The Dillon Wind Power Project unveiled 45 new turbines in the Coachella Valley on Friday. The project would contribute to California s goal of producing 20 percent of its energy from renewable resources by 2010. San Bernardino County could be next in line for wind farms. The proposal that is farthest along is in Apple Valley. (Eric Reed/Staff Photographer)
Lauren McSherry, Staff Writer
San Bernardino Sun
PALM SPRINGS - On Friday morning, elected officials, environmentalists and energy company representatives heralded the unveiling of the Dillon Wind Power Project, a group of 45 turbines towering more than 300 feet above the Coachella Valley.
Experts were quick to talk about how the project will reduce California's carbon footprint. Missing from the discussion, though, was a revelation with big import for San Bernardino County.
Energy companies are looking to higher elevations of San Bernardino County as the next frontier for renewable energy.
The Palm Springs wind farms have been built out, and there are few options other than upgrading their aging turbines.
A number of proposals have been submitted to the state Bureau of Land Management, but one - a proposal that would build up to 28 turbines six miles east of Apple Valley and is the farthest along in the approval process - could be San Bernardino County's first wind farm.
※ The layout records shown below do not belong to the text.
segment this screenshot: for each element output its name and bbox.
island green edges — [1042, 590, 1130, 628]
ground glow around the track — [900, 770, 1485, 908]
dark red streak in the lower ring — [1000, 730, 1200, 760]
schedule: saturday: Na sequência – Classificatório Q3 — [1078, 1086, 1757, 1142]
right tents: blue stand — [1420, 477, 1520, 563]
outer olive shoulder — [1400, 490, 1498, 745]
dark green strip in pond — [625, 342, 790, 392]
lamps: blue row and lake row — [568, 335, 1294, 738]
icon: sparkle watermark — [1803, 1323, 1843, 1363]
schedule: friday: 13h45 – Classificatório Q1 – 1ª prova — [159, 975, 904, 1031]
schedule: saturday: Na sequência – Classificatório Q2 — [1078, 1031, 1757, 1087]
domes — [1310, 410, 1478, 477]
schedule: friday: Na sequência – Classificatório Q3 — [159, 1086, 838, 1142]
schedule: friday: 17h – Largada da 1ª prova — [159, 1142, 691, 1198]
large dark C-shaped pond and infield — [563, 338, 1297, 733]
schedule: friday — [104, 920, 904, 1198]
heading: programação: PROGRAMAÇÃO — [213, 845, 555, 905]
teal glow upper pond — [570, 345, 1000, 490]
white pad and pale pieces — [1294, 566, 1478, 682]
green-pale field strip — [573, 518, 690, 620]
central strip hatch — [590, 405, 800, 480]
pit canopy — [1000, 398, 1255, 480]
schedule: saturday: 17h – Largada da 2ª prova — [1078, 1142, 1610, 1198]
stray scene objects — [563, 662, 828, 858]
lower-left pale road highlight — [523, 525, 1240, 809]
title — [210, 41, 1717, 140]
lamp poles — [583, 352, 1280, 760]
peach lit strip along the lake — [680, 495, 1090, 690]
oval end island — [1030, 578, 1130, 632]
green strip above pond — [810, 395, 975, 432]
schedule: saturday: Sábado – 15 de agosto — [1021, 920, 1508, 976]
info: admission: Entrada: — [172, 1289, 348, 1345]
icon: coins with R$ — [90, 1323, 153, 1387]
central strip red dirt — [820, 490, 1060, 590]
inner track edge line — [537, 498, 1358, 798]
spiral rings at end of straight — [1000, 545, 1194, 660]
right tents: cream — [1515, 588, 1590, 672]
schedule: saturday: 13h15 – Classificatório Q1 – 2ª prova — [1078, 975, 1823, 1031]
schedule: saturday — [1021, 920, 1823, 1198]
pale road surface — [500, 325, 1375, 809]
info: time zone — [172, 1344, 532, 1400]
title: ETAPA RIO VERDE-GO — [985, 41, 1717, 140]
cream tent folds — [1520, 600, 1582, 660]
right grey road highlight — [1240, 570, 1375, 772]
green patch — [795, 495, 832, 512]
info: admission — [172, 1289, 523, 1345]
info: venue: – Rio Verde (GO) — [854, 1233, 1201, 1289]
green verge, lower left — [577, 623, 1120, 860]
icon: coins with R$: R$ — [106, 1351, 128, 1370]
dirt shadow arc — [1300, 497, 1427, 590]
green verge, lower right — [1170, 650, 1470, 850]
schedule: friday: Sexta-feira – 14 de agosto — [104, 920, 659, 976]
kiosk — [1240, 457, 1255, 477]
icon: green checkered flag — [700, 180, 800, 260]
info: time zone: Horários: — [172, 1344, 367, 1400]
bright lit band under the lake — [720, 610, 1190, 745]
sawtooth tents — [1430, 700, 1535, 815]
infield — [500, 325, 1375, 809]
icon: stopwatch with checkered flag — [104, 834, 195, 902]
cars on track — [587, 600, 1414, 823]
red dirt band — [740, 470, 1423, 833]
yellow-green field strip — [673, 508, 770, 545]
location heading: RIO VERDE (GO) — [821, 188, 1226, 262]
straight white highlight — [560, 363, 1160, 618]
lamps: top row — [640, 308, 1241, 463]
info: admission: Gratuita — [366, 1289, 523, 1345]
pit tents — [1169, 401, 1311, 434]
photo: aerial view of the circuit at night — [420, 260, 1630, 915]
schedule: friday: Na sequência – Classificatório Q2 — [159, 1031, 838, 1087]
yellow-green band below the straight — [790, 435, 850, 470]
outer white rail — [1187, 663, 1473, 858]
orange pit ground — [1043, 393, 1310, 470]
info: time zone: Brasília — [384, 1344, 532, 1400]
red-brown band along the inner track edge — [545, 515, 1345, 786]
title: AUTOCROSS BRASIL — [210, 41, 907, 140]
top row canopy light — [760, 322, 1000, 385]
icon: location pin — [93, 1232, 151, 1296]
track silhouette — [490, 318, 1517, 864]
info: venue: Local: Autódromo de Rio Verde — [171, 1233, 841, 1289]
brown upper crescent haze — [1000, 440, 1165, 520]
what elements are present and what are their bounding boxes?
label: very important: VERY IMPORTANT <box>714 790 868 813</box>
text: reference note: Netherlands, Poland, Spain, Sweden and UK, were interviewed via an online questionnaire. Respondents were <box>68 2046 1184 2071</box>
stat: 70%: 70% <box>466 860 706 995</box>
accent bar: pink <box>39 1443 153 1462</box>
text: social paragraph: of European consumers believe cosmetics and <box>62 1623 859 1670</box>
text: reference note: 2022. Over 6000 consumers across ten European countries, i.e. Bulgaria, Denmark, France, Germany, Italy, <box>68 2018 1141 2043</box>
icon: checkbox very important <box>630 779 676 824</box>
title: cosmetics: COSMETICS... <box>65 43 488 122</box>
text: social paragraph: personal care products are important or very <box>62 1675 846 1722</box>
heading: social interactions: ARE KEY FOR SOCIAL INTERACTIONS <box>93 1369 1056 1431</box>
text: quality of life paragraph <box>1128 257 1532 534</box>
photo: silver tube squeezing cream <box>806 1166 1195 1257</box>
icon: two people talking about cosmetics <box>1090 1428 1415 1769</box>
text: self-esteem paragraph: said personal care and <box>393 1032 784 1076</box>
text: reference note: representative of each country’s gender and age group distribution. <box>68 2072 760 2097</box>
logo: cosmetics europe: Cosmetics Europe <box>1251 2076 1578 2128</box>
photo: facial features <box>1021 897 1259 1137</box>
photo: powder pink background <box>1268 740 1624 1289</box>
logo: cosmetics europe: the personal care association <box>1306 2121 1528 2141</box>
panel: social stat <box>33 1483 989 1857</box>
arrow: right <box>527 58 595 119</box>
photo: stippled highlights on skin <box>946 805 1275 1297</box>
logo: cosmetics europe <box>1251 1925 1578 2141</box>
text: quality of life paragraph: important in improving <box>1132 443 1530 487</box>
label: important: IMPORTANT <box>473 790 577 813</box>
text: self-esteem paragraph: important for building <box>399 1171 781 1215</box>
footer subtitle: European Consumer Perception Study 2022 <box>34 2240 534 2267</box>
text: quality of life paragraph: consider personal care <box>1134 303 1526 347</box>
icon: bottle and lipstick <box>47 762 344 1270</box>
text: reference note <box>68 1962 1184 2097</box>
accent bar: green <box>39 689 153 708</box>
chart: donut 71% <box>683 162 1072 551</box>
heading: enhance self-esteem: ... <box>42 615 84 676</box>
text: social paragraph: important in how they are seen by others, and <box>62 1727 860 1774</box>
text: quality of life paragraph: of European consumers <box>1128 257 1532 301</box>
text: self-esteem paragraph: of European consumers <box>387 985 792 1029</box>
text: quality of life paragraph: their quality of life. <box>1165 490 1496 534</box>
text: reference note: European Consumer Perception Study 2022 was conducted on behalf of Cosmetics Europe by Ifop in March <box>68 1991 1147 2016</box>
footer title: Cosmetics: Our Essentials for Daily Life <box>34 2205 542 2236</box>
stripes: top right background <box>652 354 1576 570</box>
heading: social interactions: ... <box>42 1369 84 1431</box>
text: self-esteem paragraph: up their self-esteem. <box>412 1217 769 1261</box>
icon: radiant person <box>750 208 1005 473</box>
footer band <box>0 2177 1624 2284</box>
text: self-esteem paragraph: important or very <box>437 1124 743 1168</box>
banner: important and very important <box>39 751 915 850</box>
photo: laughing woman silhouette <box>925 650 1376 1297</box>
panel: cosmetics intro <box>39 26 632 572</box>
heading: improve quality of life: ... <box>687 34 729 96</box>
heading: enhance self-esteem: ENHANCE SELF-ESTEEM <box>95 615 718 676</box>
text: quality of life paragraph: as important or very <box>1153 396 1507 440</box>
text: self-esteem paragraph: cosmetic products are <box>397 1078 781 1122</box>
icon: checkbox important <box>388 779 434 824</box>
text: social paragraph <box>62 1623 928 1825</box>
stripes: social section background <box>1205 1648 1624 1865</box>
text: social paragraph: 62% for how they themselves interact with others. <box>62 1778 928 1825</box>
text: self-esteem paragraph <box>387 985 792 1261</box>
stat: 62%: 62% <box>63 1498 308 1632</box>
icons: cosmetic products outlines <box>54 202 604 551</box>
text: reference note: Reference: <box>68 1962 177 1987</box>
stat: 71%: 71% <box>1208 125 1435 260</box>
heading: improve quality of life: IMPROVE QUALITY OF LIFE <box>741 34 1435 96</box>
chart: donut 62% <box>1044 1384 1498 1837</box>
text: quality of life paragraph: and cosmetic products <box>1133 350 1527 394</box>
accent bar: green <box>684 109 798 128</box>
The company behind the $130 million plan, Granite Mountain Wind in Redlands, says it will help California meet its goal of producing 20 percent of its energy from renewable energy sources by 2010.
The proposal's 410-foot ridgeline turbines, however, have created controversy. Some residents have said property values could be affected, scenic views could be lost and wildlife corridors could be blocked by roads.
And the project still has some hurdles. The California Public Utilities Commission must approve the agreement between Granite Mountain Wind and Southern California Edison, which would buy the energy. A decision is expected by the end of the summer. The project must also make it through the environmental review process, which is being overseen by the county and the BLM.
Although Carl Zichella, regional staff director of the Sierra Club, spoke in support of the Dillon wind farm Friday, he said he could not comment on the Granite Mountain Wind project.
Other proposed wind projects in the High Desert include an application for up to 36 turbines just northeast of Apple Valley on Sidewinder Mountain, which was submitted to the BLM by Orion Energy Group, owned by energy behemoth BP Amoco PLC, according to BLM documents.
Another wind farm is proposed for 3,100 acres in Johnson Valley, northeast of Lucerne Valley. Up to 34 425-foot turbines could be built.
Sierra Renewables is studying three potential wind farms between Barstow and Baker, said Gill Howard, project manager with Sierra Renewables, which is the parent company of Granite Wind Energy.
Howard said the Granite Mountain project alone would mean a substantial investment in the local economy.
About $12 million would go toward construction. Money that will go toward hiring local contractors and buying construction materials, she said.
In addition, Granite Mountain Wind would pay $1 million in property taxes to the county each year, and 17 jobs would be created, she said.
"And that's just one project," she said. "If we were to do some of the others, we would be looking at much higher numbers than that."